C’est à quoi j’ai pensé en découvrant dans ma boîte aux lettres une publicité pour des séances de psycho-généalogie.

 

Celle-ci en effet ne fait que réactualiser celui-là. Elle veut nous délivrer du fardeau que font peser sur nos vies les conflits non résolus dans celle de nos ascendants. Le prospectus parle, en réactivant la vieille astrologie, de « constellations familiales », à évoquer en des sortes de psychodrames, pour lesquels bien sûr il faut payer.

 

On peut constater que les livres de psycho-généalogie sont en très grand nombre : il y a là un marché juteux, comme tout ce qui entoure le fameux « développement personnel ». Après tout, la crédulité étant si répandue, pourquoi se priver d’en tirer profit ?

 

Il est vrai de dire que tous nos actes ont dans nos vies des conséquences souvent imprévues.
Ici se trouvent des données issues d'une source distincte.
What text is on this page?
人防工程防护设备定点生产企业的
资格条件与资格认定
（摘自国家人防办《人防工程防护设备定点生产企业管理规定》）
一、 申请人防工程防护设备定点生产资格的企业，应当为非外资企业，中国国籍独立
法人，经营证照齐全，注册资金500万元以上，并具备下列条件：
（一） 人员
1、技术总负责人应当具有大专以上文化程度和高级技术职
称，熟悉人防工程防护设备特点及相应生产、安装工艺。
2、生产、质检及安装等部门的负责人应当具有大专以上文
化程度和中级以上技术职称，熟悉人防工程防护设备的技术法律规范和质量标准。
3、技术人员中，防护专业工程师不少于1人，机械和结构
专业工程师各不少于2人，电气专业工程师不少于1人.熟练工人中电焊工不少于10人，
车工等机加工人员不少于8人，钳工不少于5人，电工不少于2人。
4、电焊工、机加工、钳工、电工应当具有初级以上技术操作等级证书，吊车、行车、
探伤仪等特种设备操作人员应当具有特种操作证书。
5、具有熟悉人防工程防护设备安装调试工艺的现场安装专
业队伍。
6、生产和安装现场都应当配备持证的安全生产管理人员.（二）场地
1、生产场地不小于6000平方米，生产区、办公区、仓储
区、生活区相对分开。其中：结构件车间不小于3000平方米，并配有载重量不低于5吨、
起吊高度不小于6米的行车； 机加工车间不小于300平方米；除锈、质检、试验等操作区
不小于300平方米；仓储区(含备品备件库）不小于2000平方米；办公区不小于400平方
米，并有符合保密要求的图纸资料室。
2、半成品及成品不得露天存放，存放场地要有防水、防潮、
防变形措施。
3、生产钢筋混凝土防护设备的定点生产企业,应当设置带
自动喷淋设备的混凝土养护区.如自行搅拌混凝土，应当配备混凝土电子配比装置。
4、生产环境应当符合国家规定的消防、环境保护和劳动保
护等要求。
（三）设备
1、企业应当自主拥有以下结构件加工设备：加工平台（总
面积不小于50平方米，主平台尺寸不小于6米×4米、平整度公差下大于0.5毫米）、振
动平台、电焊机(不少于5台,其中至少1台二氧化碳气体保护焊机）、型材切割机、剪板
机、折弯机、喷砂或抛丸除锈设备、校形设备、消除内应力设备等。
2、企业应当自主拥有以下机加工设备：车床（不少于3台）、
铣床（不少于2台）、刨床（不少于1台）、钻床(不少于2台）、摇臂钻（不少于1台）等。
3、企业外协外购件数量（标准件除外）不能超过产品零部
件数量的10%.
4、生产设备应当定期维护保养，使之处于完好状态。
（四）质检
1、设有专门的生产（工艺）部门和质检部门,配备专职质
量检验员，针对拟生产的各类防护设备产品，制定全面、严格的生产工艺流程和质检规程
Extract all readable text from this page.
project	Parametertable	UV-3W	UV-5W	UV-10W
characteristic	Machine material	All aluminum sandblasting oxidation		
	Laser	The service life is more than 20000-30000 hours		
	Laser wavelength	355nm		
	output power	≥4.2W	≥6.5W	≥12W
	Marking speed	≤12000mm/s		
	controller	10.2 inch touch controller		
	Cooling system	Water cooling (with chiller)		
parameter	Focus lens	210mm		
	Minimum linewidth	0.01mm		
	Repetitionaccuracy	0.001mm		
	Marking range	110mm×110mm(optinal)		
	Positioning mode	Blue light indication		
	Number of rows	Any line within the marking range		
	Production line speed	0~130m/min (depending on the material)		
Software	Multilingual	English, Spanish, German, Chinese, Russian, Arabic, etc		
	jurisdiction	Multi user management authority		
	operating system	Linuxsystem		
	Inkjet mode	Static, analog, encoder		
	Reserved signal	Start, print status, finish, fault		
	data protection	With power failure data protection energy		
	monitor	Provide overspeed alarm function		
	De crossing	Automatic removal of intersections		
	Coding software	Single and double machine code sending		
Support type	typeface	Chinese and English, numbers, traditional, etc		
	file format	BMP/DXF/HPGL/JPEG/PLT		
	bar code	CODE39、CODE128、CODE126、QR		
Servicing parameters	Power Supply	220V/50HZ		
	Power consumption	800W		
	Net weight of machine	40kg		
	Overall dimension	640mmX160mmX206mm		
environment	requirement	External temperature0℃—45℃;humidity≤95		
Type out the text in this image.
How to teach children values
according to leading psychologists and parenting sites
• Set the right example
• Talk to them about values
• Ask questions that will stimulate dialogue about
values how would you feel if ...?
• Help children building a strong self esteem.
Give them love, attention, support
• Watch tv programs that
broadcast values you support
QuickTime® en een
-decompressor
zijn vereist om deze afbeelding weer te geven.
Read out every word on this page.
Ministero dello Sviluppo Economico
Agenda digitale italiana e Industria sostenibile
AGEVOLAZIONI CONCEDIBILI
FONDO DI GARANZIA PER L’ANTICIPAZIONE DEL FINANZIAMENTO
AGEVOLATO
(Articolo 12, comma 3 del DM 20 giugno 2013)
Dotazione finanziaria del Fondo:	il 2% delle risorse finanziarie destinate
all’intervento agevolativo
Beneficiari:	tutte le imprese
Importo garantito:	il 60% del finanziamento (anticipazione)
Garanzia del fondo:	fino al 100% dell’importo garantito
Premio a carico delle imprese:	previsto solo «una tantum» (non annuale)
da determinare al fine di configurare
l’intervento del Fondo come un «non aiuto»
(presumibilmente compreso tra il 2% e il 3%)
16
Le problème n’est pas dans l’idée qu’un acte porte ses fruits, mais dans la transmission du poids de l’acte d’une vie à l’autre, selon le scénario de la réincarnation tel qu’on le formule en Orient, ou des ascendants aux descendants, comme dans ce que dit la psycho-généalogie.

 

On substitue à une responsabilité personnelle, dont le poids est déjà fort lourd à porter, une responsabilité diluée, globale ou collective, dont notre droit par exemple a déjà fait justice, avec raison.

 

L’idée du karma peut faire accepter le malheur présent, en pensant qu’on y paie ou expie la faute des générations passées. En Inde le paria ou l’intouchable (dalit) peut expliquer son sort misérable par le poids de mauvaises réincarnations, justifiant ainsi le système des castes. C’est une autre version pernicieuse de la rétribution théologique.

 

Notez pourtant que la Bible évolue ici. À un « Dieu jaloux qui punit l’iniquité des pères sur les enfants jusqu’à la troisième et la quatrième génération » (Exode 20/5), succède la vision du prophète : « En ces jours-là, on ne dira plus : ‘Les pères ont mangé des raisins verts, et les dents des enfants en ont été agacées.’ Mais chacun mourra pour sa propre iniquité. » (Jérémie 31/29-30)

 

Pauvre psycho-généalogie ! Que n’a-t-elle lu ce dernier passage !

 

Article paru dans Golias Hebdo, 25 juin 2009

 

D.R.

 

***

 

Ce texte est extrait d'un des deux tomes de mon ouvrage Chroniques religieuses. Pour plus de détails sur ces deux livres, cliquer: ici.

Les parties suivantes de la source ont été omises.